Within the next two days, nearly 74% of Catalan municipalities—comprising about 43% of the Catalan population—had agreed to provide the necessary polling stations for the referendum, whereas many of the most-populated urban areas—representing 24% of Catalan inhabitants—had voiced their opposition to the vote. The largest city and capital of Catalonia, Barcelona—accounting for about 20% of the region's population—was caught in the middle, with its local mayor, Ada Colau, refusing to make a statement whether the municipality would provide logistic support to the referendum or not while rejecting putting public servants at risk; she, however, voiced her support for the people's right to vote in a fair and legal referendum. Concurrently, President of Catalonia Carles Puigdemont, Vice-President Oriol Junqueras, the entire Catalan government as well as parliamentary officials allowing the referendum law to be put to vote in Parliament—including Parliament Speaker Carme Forcadell—faced charges of disobedience, misusing public funds and making deliberately unlawful decisions as elected officials as the High Court of Justice of Catalonia agreed to hear the criminal complaints filled by state prosecutors.

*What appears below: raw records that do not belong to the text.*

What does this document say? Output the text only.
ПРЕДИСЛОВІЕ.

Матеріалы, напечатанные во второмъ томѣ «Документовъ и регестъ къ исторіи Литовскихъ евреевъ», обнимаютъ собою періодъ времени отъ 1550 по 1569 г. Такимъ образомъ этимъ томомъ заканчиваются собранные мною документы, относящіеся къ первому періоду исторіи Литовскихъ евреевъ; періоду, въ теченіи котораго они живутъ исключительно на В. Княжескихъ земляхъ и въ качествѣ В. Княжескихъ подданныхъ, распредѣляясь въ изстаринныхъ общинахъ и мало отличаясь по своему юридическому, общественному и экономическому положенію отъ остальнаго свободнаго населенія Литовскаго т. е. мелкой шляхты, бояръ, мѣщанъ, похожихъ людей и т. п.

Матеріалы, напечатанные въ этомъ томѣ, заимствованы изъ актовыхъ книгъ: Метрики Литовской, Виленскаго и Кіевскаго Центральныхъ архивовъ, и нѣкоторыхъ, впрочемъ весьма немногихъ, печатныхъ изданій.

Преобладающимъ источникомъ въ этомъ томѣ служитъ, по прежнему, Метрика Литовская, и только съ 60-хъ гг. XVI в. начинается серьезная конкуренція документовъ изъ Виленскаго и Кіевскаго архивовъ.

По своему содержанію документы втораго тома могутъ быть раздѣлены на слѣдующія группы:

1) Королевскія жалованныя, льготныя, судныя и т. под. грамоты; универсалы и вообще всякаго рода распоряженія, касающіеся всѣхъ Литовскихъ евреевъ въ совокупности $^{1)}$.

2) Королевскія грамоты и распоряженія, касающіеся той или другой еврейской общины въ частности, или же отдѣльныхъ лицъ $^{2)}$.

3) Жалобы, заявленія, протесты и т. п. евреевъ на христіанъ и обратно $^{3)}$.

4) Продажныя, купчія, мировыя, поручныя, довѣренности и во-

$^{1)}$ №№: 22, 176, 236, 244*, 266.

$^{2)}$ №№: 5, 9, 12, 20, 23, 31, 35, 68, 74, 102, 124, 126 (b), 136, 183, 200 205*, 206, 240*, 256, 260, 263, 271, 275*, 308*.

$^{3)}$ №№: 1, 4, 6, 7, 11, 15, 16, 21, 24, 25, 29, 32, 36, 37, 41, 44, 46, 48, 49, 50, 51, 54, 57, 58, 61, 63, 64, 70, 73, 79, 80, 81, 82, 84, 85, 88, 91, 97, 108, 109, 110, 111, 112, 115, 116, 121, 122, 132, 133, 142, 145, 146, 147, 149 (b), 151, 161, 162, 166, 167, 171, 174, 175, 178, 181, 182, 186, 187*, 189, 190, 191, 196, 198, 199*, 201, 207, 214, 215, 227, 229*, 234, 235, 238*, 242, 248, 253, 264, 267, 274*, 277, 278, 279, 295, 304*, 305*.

Judicial and police action
On September 8, the Attorney General of Catalonia, José María Romero de Tejada, presented two complaints to the High Court of Justice of Catalonia (TSJC) against him Government and the Bureau of Parliament for crimes of disobedience, prevarication and misappropriation of public funds, as announced the day before the Attorney General José Manuel Maza. These complaints included the guarantee request for the members of the Government as well as a request for a notification to all mayors of Catalonia to prevent any "personal or material resource, including local" resources being provided for the celebration of referendum The court was also asked to notify the Catalan media managers of the prohibition of inserting institutional advertising or propaganda of the referendum.
These complaints were admitted by the TSJC on 14 September without accepting the request for a deposit for the members of the Government.

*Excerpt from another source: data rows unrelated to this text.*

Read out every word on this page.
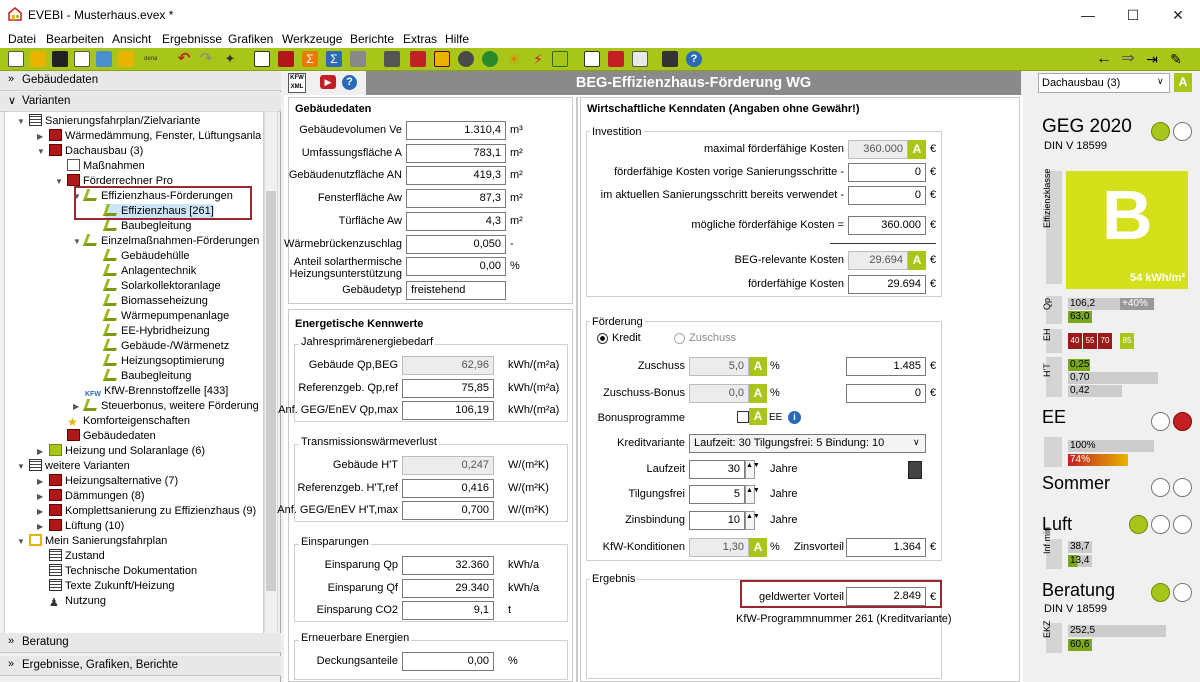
EVEBI - Musterhaus.evex *	—	☐	✕
Datei Bearbeiten Ansicht Ergebnisse Grafiken Werkzeuge Berichte Extras Hilfe
dena ↶ ↷ ✦	Σ	Σ	☀ ⚡	?	← ⇒ ⇥ ✎
» Gebäudedaten
∨ Varianten
▼ Sanierungsfahrplan/Zielvariante
▶ Wärmedämmung, Fenster, Lüftungsanla
▼ Dachausbau (3)
Maßnahmen
▼ Förderrechner Pro
▼ Effizienzhaus-Förderungen
Effizienzhaus [261]
Baubegleitung
▼ Einzelmaßnahmen-Förderungen
Gebäudehülle
Anlagentechnik
Solarkollektoranlage
Biomasseheizung
Wärmepumpenanlage
EE-Hybridheizung
Gebäude-/Wärmenetz
Heizungsoptimierung
Baubegleitung
KFW KfW-Brennstoffzelle [433]
▶ Steuerbonus, weitere Förderung
★ Komforteigenschaften
Gebäudedaten
▶ Heizung und Solaranlage (6)
▼ weitere Varianten
▶ Heizungsalternative (7)
▶ Dämmungen (8)
▶ Komplettsanierung zu Effizienzhaus (9)
▶ Lüftung (10)
▼ Mein Sanierungsfahrplan
Zustand
Technische Dokumentation
Texte Zukunft/Heizung
♟ Nutzung
» Beratung
» Ergebnisse, Grafiken, Berichte
KFW XML	▶	?	BEG-Effizienzhaus-Förderung WG
Gebäudedaten
Energetische Kennwerte
Wirtschaftliche Kenndaten (Angaben ohne Gewähr!)
Gebäudevolumen Ve	1.310,4 m³
Umfassungsfläche A	783,1 m²
Gebäudenutzfläche AN	419,3 m²
Fensterfläche Aw	87,3 m²
Türfläche Aw	4,3 m²
Wärmebrückenzuschlag	0,050 -
Anteil solarthermische
Heizungsunterstützung
0,00 %
Gebäudetyp freistehend
Jahresprimärenergiebedarf
Gebäude Qp,BEG	62,96	kWh/(m²a)
Referenzgeb. Qp,ref	75,85	kWh/(m²a)
Anf. GEG/EnEV Qp,max	106,19	kWh/(m²a)
Transmissionswärmeverlust
Gebäude H'T	0,247	W/(m²K)
Referenzgeb. H'T,ref	0,416	W/(m²K)
Anf. GEG/EnEV H'T,max	0,700	W/(m²K)
Einsparungen
Einsparung Qp	32.360	kWh/a
Einsparung Qf	29.340	kWh/a
Einsparung CO2	9,1	t
Erneuerbare Energien
Deckungsanteile	0,00	%
Investition
maximal förderfähige Kosten	360.000 A €
förderfähige Kosten vorige Sanierungsschritte -	0 €
im aktuellen Sanierungsschritt bereits verwendet -	0 €
mögliche förderfähige Kosten =	360.000 €
BEG-relevante Kosten	29.694 A €
förderfähige Kosten	29.694 €
Förderung
Kredit	Zuschuss
Zuschuss	5,0 A %	1.485 €
Zuschuss-Bonus	0,0 A %	0 €
Bonusprogramme	A EE	i
Kreditvariante Laufzeit: 30 Tilgungsfrei: 5 Bindung: 10	∨
Laufzeit	30 ▲▼ Jahre
Tilgungsfrei	5 ▲▼ Jahre
Zinsbindung	10 ▲▼ Jahre
KfW-Konditionen	1,30 A % Zinsvorteil	1.364 €
Ergebnis
geldwerter Vorteil	2.849 €
KfW-Programmnummer 261 (Kreditvariante)
Dachausbau (3)	∨	A
GEG 2020
DIN V 18599
Effizienzklasse B
54 kWh/m²
Qp 106,2	+40%
63,0
EH	40 55 70	85
H'T 0,25
0,70
0,42
EE
100%
74%
Sommer
Luft
Inf min 38,7
13,4
Beratung
DIN V 18599
EKZ 252,5
60,6
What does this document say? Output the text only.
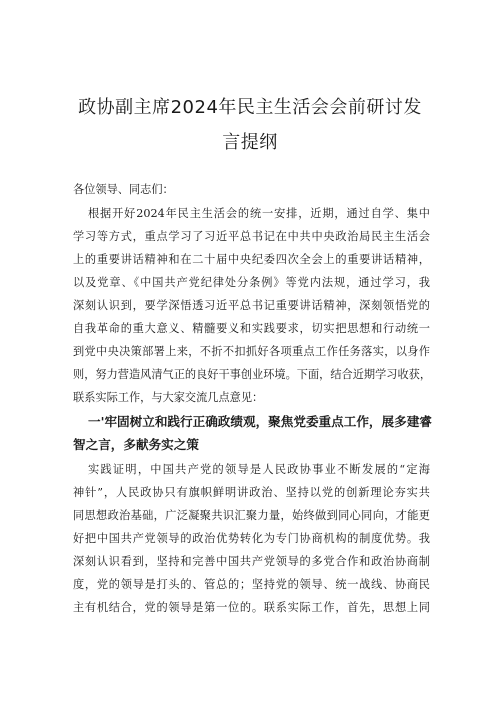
政协副主席2024年民主生活会会前研讨发
言提纲
各位领导、同志们：
根据开好2024年民主生活会的统一安排，近期，通过自学、集中
学习等方式，重点学习了习近平总书记在中共中央政治局民主生活会
上的重要讲话精神和在二十届中央纪委四次全会上的重要讲话精神，
以及党章、《中国共产党纪律处分条例》等党内法规，通过学习，我
深刻认识到，要学深悟透习近平总书记重要讲话精神，深刻领悟党的
自我革命的重大意义、精髓要义和实践要求，切实把思想和行动统一
到党中央决策部署上来，不折不扣抓好各项重点工作任务落实，以身作
则，努力营造风清气正的良好干事创业环境。下面，结合近期学习收获，
联系实际工作，与大家交流几点意见：
一'牢固树立和践行正确政绩观，聚焦党委重点工作，展多建睿
智之言，多献务实之策
实践证明，中国共产党的领导是人民政协事业不断发展的“定海
神针”，人民政协只有旗帜鲜明讲政治、坚持以党的创新理论夯实共
同思想政治基础，广泛凝聚共识汇聚力量，始终做到同心同向，才能更
好把中国共产党领导的政治优势转化为专门协商机构的制度优势。我
深刻认识看到，坚持和完善中国共产党领导的多党合作和政治协商制
度，党的领导是打头的、管总的；坚持党的领导、统一战线、协商民
主有机结合，党的领导是第一位的。联系实际工作，首先，思想上同
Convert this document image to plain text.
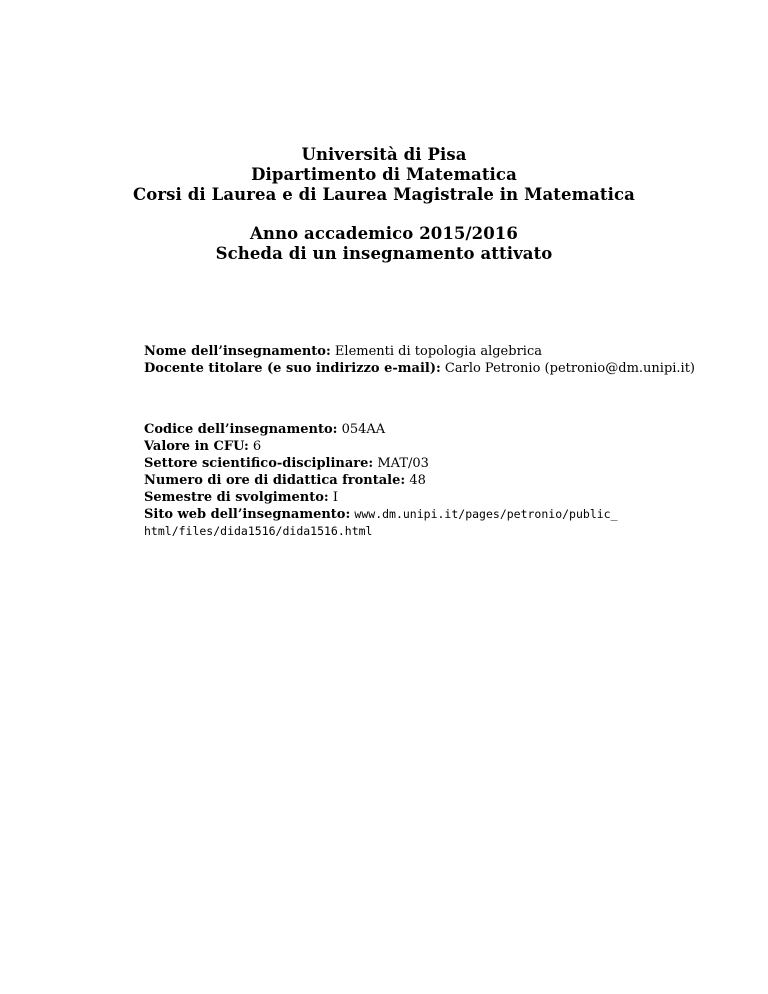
Università di Pisa
Dipartimento di Matematica
Corsi di Laurea e di Laurea Magistrale in Matematica
Anno accademico 2015/2016
Scheda di un insegnamento attivato
Nome dell’insegnamento: Elementi di topologia algebrica
Docente titolare (e suo indirizzo e-mail): Carlo Petronio (petronio@dm.unipi.it)
Codice dell’insegnamento: 054AA
Valore in CFU: 6
Settore scientifico-disciplinare: MAT/03
Numero di ore di didattica frontale: 48
Semestre di svolgimento: I
Sito web dell’insegnamento: www.dm.unipi.it/pages/petronio/public_
html/files/dida1516/dida1516.html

A decision on 13 September from Spain's public prosecutors to order a criminal probe of all local mayors who had publicly announced they would help stage the independence referendum—totalling over 700—came the day after the Constitutional Court had accepted the Spanish government's request to suspend the second of the two laws that had been approved by the secessionist majority in the Catalan parliament the previous week. The probe meant that prosecutors could choose to present criminal charges—or even arrest, if failing to answer the summons—local mayors who disobeyed the Constitutional Court's ruling. As part of a series of moves to block the Catalan referendum, prosecutors had also instructed police officials to seize ballot boxes, election flyers and other items that could be of use in the illegal vote, whereas the Constitutional Court had instructed regional government officials to show how they were preventing the vote from going ahead within a 48-hour deadline. In response, the Catalan government sent a letter to Treasury Minister Cristóbal Montoro announcing that it would stop sending weekly financial accounts to Spain's central government, a previously-established obligation that was meant to verify whether the region was using public money for the promotion of its independence drive as well as a requirement for the region's access to a funding programme to autonomous communities established in 2012. The Spanish government then proceeded to take direct control of most of Catalonia's invoice payments.

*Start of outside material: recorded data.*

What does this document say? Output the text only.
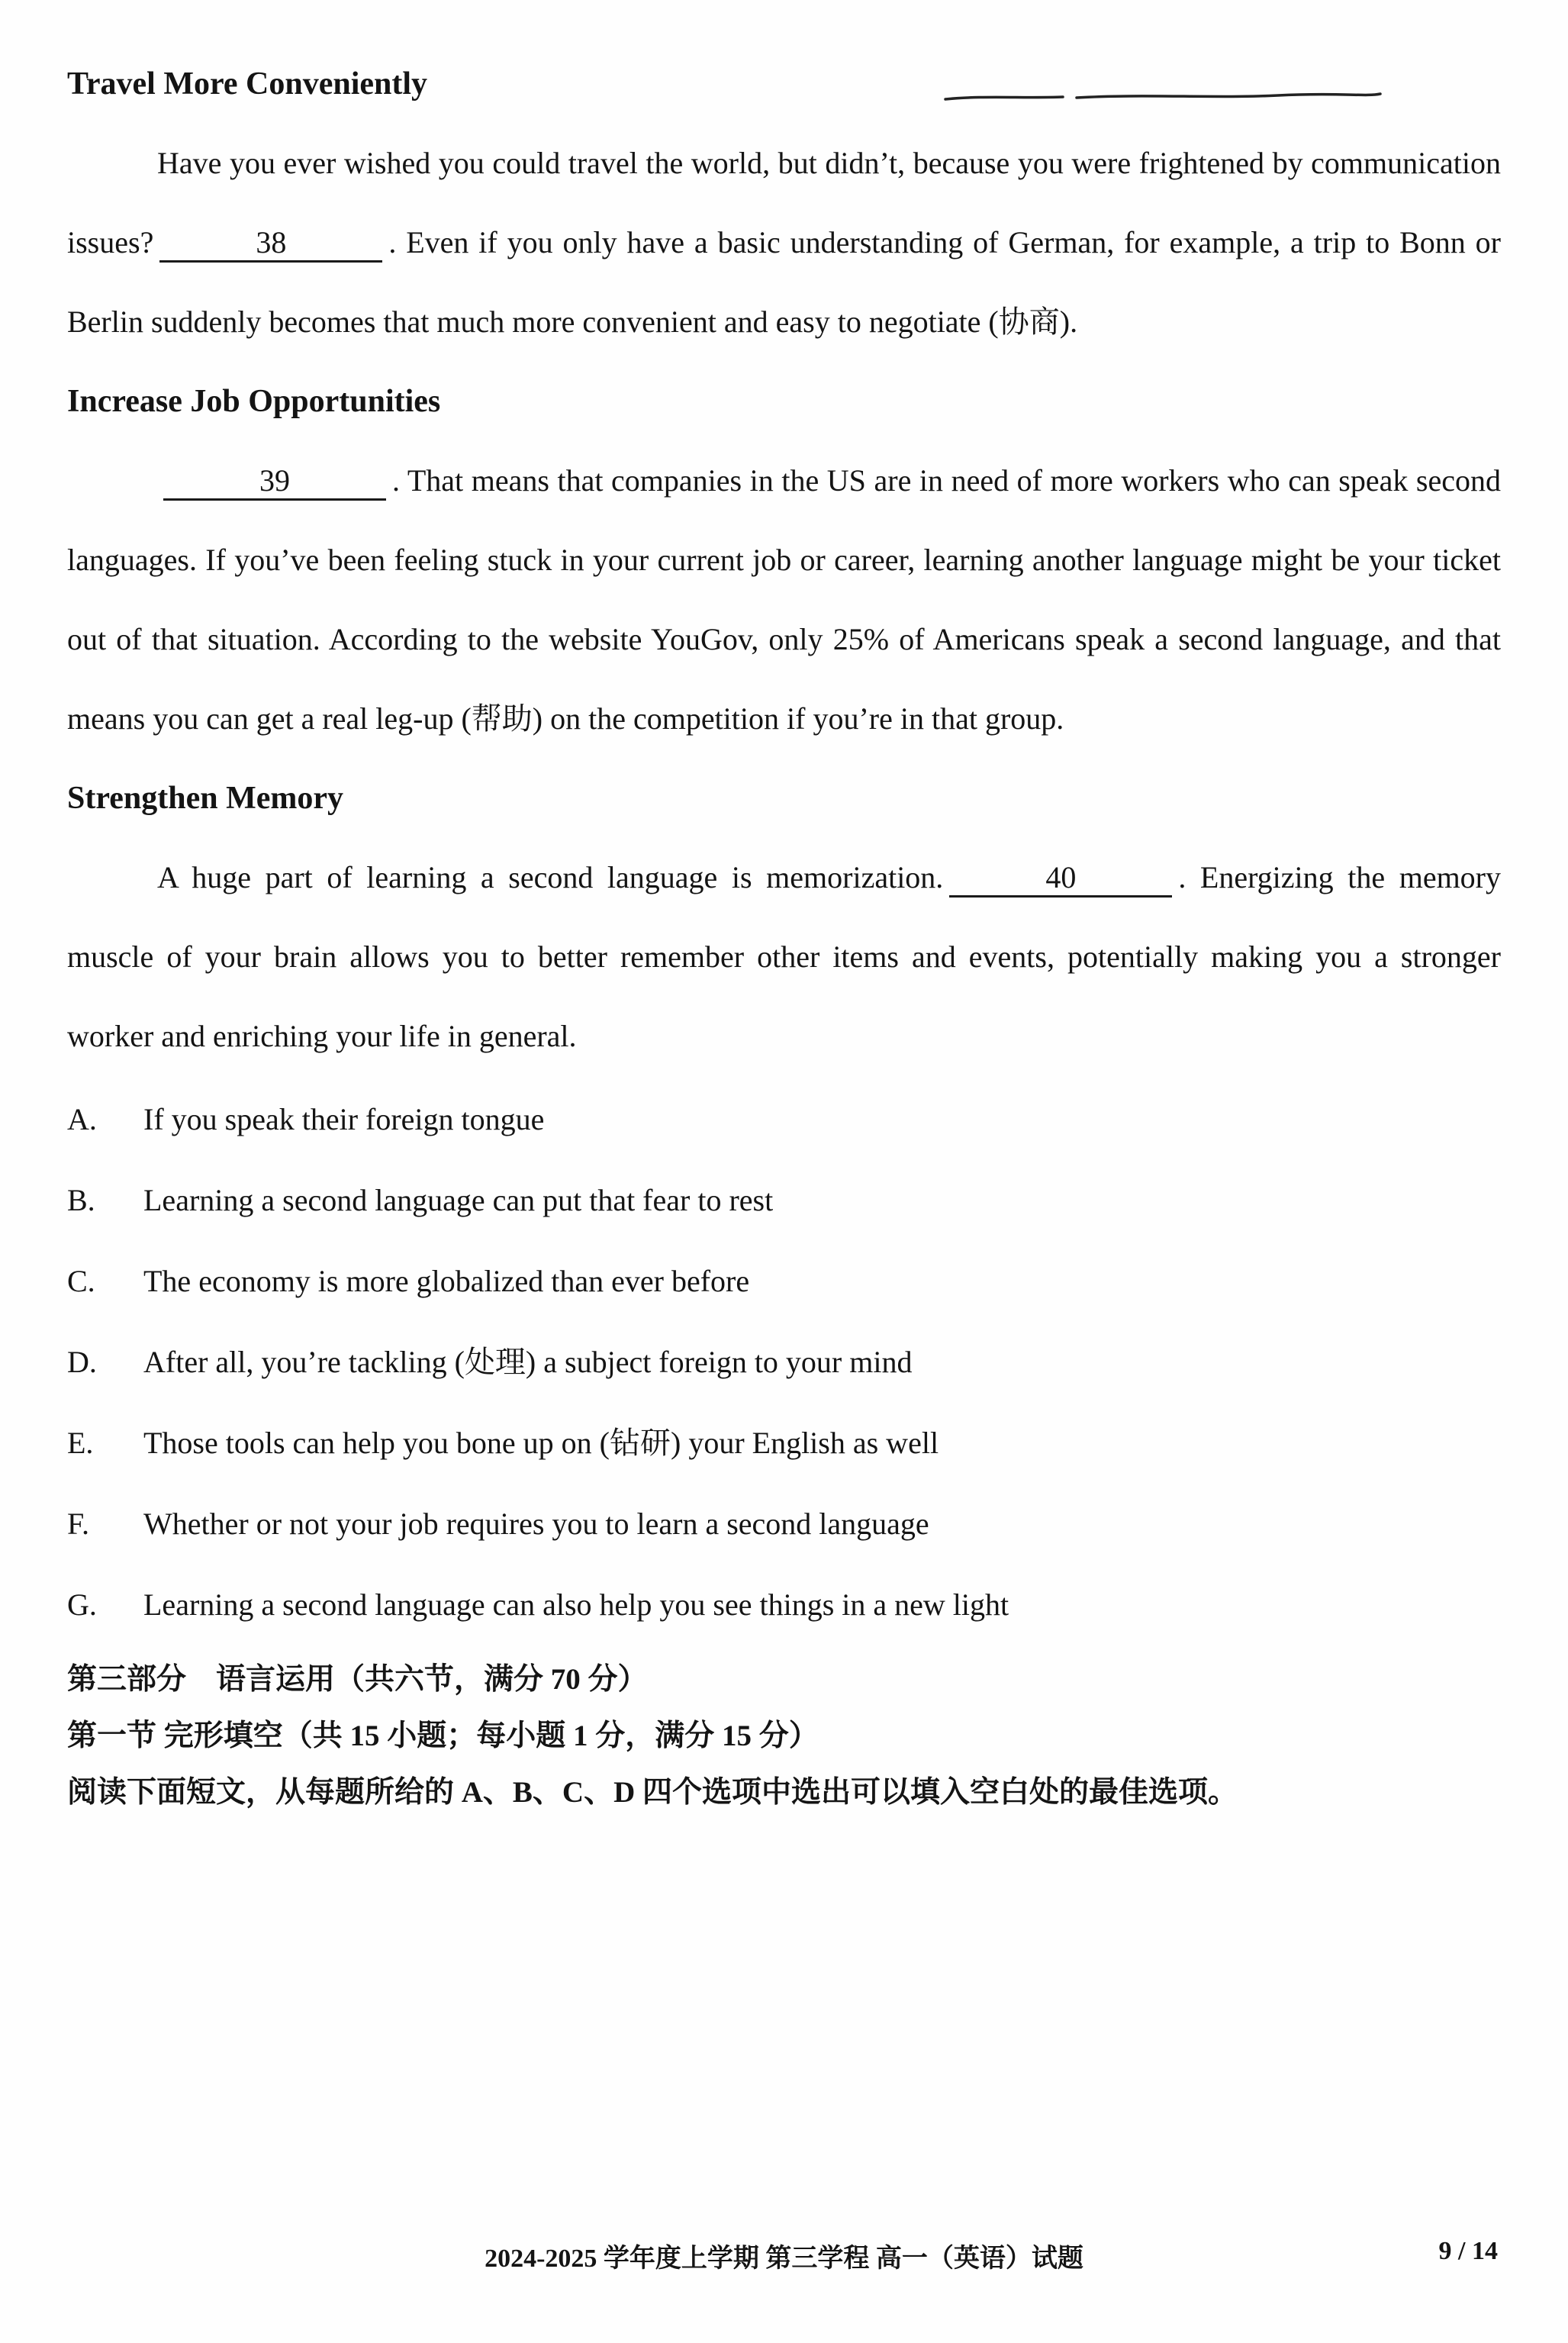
Travel More Conveniently

Have you ever wished you could travel the world, but didn’t, because you were frightened by communication issues?	38	. Even if you only have a basic understanding of German, for example, a trip to Bonn or Berlin suddenly becomes that much more convenient and easy to negotiate (协商).

Increase Job Opportunities

39	. That means that companies in the US are in need of more workers who can speak second languages. If you’ve been feeling stuck in your current job or career, learning another language might be your ticket out of that situation. According to the website YouGov, only 25% of Americans speak a second language, and that means you can get a real leg-up (帮助) on the competition if you’re in that group.

Strengthen Memory

A huge part of learning a second language is memorization.	40	. Energizing the memory muscle of your brain allows you to better remember other items and events, potentially making you a stronger worker and enriching your life in general.

A.	If you speak their foreign tongue
B.	Learning a second language can put that fear to rest
C.	The economy is more globalized than ever before
D.	After all, you’re tackling (处理) a subject foreign to your mind
E.	Those tools can help you bone up on (钻研) your English as well
F.	Whether or not your job requires you to learn a second language
G.	Learning a second language can also help you see things in a new light

第三部分　语言运用（共六节，满分 70 分）

第一节 完形填空（共 15 小题；每小题 1 分，满分 15 分）

阅读下面短文，从每题所给的 A、B、C、D 四个选项中选出可以填入空白处的最佳选项。

2024-2025 学年度上学期 第三学程 高一（英语）试题	9 / 14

In a search on 19 September, Spanish police seized significant election material which had been in store by referendum organizers at the offices of a private delivery company in Terrassa. These included voting cards contained in envelopes with the Catalan government's logo. The next day, the Civil Guard raided Generalitat offices and arrested fourteen senior officials from the Catalan government—most notably, these included Josep Maria Jové, deputy to regional Vice-President Oriol Junqueras. This came after mayors from towns supporting the referendum were questioned in court by state prosecutors. Regional premier Carles Puigdemont condemned the actions as "anti-democratic and totalitarian", accusing the Spanish government of 'de facto' imposing a state of emergency and of suspending Catalonia's autonomy after it took effective control over Catalan finances. Public protests occurred in Barcelona after news of the arrests emerged, with left-wing political party Podemos and Barcelona mayor Ada Colau joining the growing criticism of Mariano Rajoy's government crackdown on public servants, dubbing it as an "authoritarian regression". The previous day, the Congress of Deputies had voted down a motion from Ciudadanos to support the Spanish government's response to the referendum, which was rejected by 166 votes to 158. Rajoy defended his government's actions in that "What we're seeing in Catalonia is an attempt to eliminate the constitution and the autonomous statute of Catalonia... Logically, the state has to react. There is no democratic state in the world that would accept what these people are trying to do. They've been warned and they know the referendum can't take place". Rajoy also called for the Catalonia government to give up its "escalation of radicalism and disobedience", calling for them to "Go back to the law and democracy" and dubbing the referendum a "chimera", as tens of thousands gathered in the streets of Barcelona and other Catalan cities to protest police actions. The Spanish government did not rule out invoking Article 155 of the Spanish Constitution, which would allow the central government to adopt "the necessary measures to compel regional authorities to obey the law"—in practice, allowing for the autonomy's effective suspension and direct rule of the region.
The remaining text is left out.